Zyprexa, Lillys meistverkauftes Medikament, wird zur Behandlung von Schizophrenie und zur kurzzeitigen Therapie manischer Phasen bei einer bipolaren Störung eingesetzt. 2500 weitere Kläger weigerten sich, der Einigung mit Lilly zuzustimmen, vermutlich, weil sie den Betrag, den jeder Kläger erhalten sollte, durchschnittlich 62.500 Dollar, für zu gering hielten als Entschädigung für die durch Zyprexa erlittenen Schmerzen und Qualen.

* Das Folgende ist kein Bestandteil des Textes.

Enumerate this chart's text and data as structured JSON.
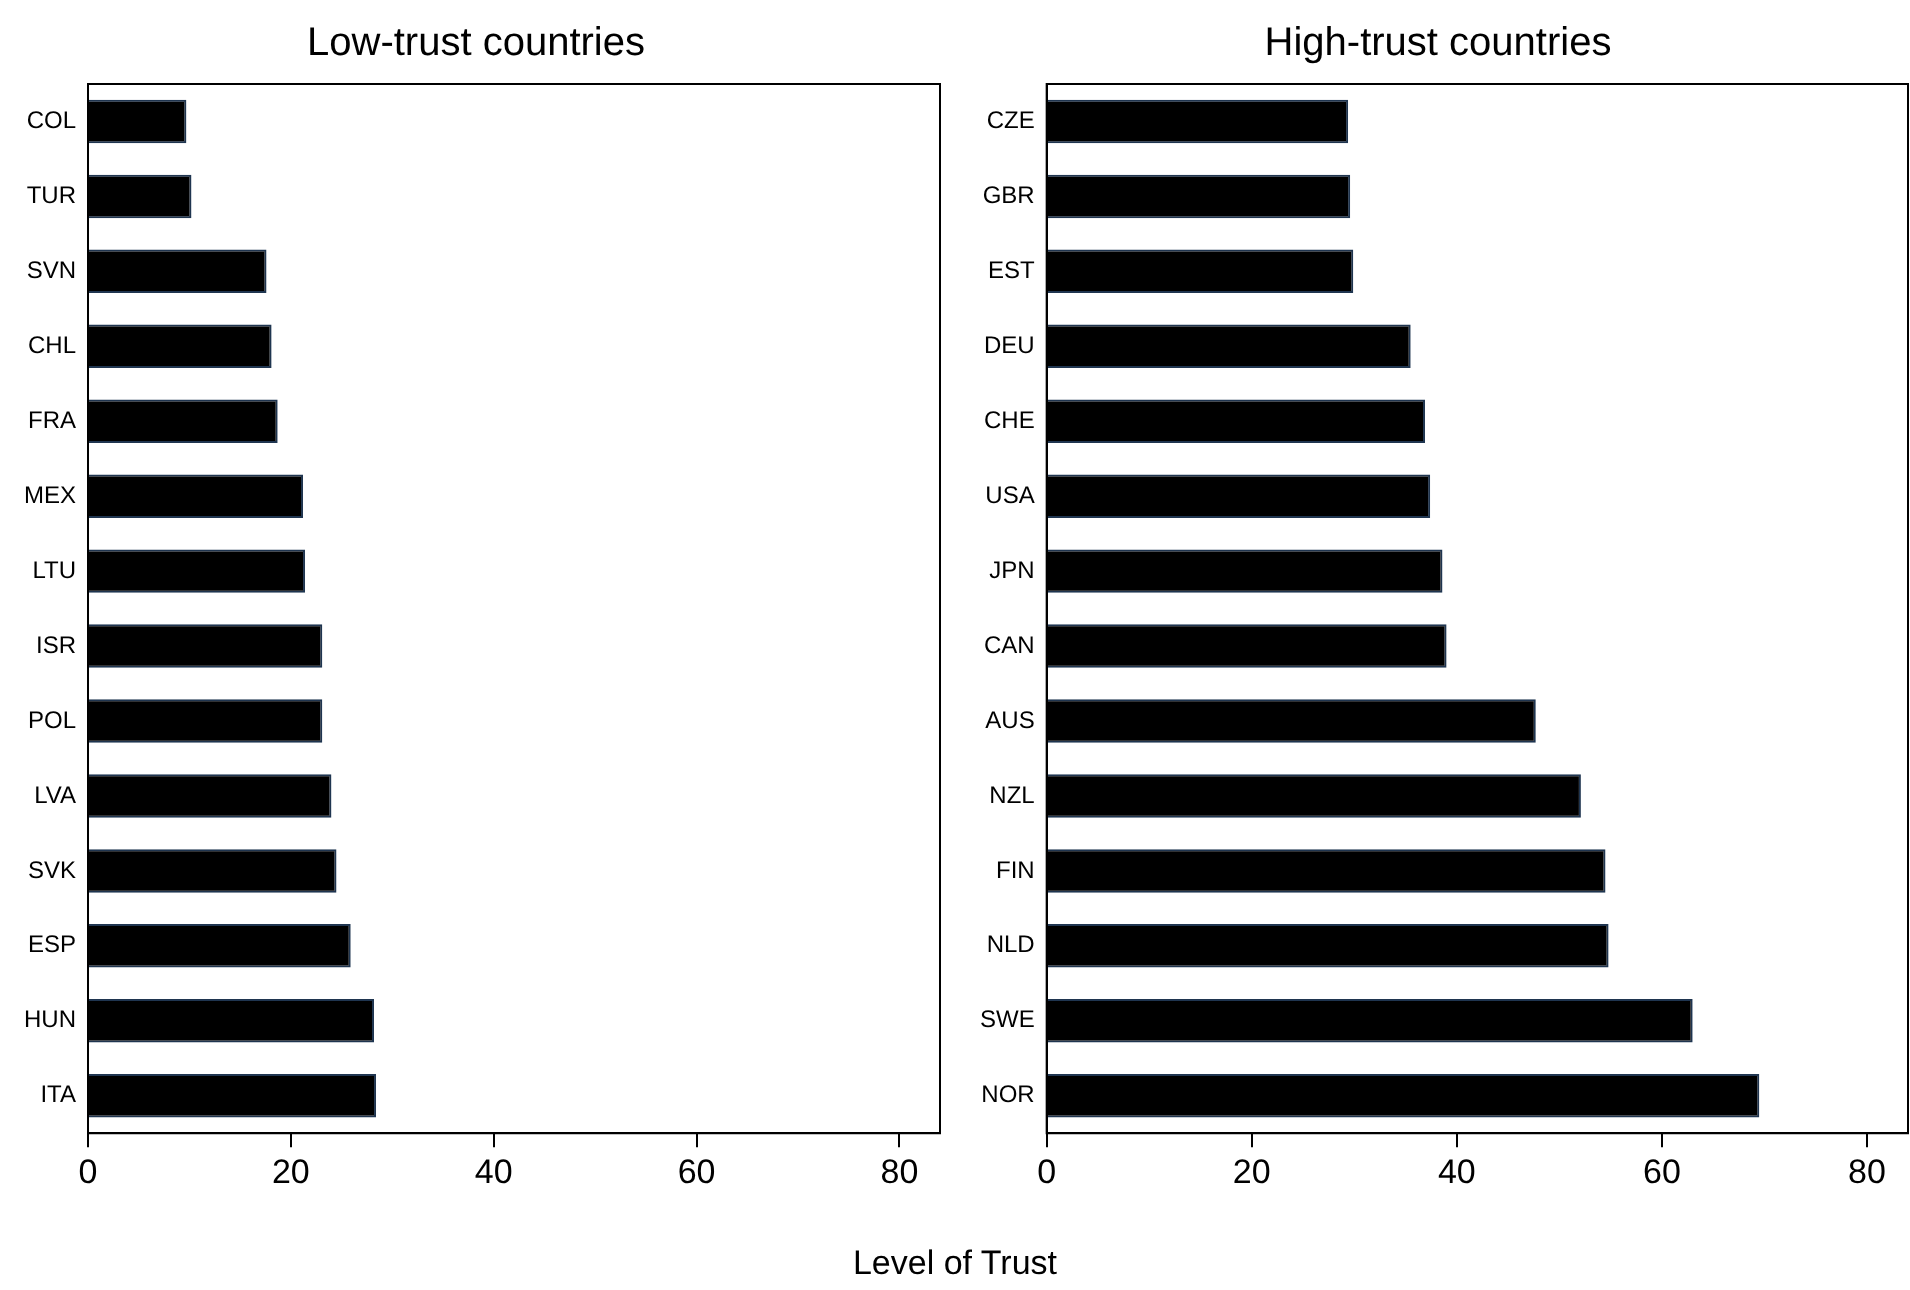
{
  "chart_data": [
    {
      "type": "bar",
      "orientation": "horizontal",
      "title": "Low-trust countries",
      "xlabel": "Level of Trust",
      "color": "#000000",
      "categories": [
        "COL",
        "TUR",
        "SVN",
        "CHL",
        "FRA",
        "MEX",
        "LTU",
        "ISR",
        "POL",
        "LVA",
        "SVK",
        "ESP",
        "HUN",
        "ITA"
      ],
      "values": [
        9.7,
        10.2,
        17.6,
        18.1,
        18.7,
        21.2,
        21.4,
        23.1,
        23.1,
        24.0,
        24.5,
        25.9,
        28.2,
        28.4
      ],
      "xlim": [
        0,
        84
      ],
      "xticks": [
        0,
        20,
        40,
        60,
        80
      ]
    },
    {
      "type": "bar",
      "orientation": "horizontal",
      "title": "High-trust countries",
      "color": "#000000",
      "categories": [
        "CZE",
        "GBR",
        "EST",
        "DEU",
        "CHE",
        "USA",
        "JPN",
        "CAN",
        "AUS",
        "NZL",
        "FIN",
        "NLD",
        "SWE",
        "NOR"
      ],
      "values": [
        29.4,
        29.6,
        29.9,
        35.5,
        36.9,
        37.4,
        38.6,
        39.0,
        47.7,
        52.1,
        54.5,
        54.8,
        63.0,
        69.5
      ],
      "xlim": [
        0,
        84
      ],
      "xticks": [
        0,
        20,
        40,
        60,
        80
      ]
    }
  ]
}
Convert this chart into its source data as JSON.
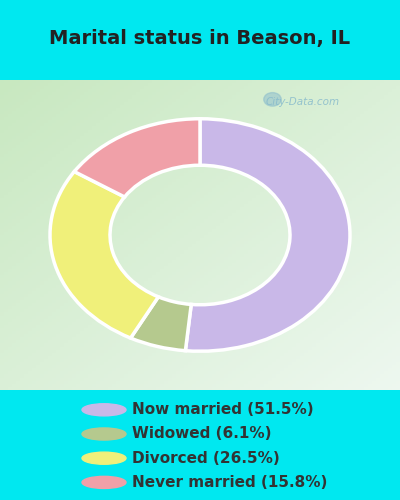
{
  "title": "Marital status in Beason, IL",
  "slices": [
    51.5,
    6.1,
    26.5,
    15.8
  ],
  "labels": [
    "Now married (51.5%)",
    "Widowed (6.1%)",
    "Divorced (26.5%)",
    "Never married (15.8%)"
  ],
  "colors": [
    "#c9b8e8",
    "#b5c98e",
    "#f0f07a",
    "#f0a0a8"
  ],
  "bg_cyan": "#00e8f0",
  "chart_bg_tl": "#c8e8c0",
  "chart_bg_br": "#e8f8f0",
  "title_fontsize": 14,
  "legend_fontsize": 11,
  "watermark": "City-Data.com",
  "start_angle": 90,
  "donut_outer_r": 1.2,
  "donut_inner_r": 0.72,
  "title_color": "#222222"
}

Am 21. Juli veröffentlichte Eli Lilly seine Bilanz für das zweite Quartal 2005, aus der hervorging, dass man zur Deckung der aus diesen Klagen erwachsenen Verbindlichkeiten 1,07 Milliarden Dollar bereitgestellt hatte, 380 Millionen Dollar mehr als der Betrag, auf den man sich mit den Klägern geeinigt hatte. Diese zusätzliche Summe war zur Deckung der Verbindlichkeiten und Anwaltskosten aus jenen 2500 Klagen gedacht, wo es zu keiner Einigung gekommen war [Bericht auf Forbes.com, Ausgabe 21.7.2005]. Da die Meldungen über die außergerichtliche Einigung möglicherweise zu weiteren Schadensersatzklagen führen, kann es durchaus sein, dass Eli Lilly mehr Geld aufwenden muss, als diese vorgesehenen 1,07 Milliarden Dollar.
Seit seiner Markteinführung 1996 haben Eli Lilly zufolge etwa 17 Millionen Menschen in 86 Ländern Zyprexa eingenommen. Es ist zwar nicht möglich, die genaue Zahl der Opfer des Medikaments zu ermitteln, doch lässt sich mit Gewissheit sagen, dass Zyprexa bei Millionen von Patienten zu Diabetes und anderen Krankheiten geführt hat, und dass Zehntausende daran gestorben sind oder vorzeitig sterben werden.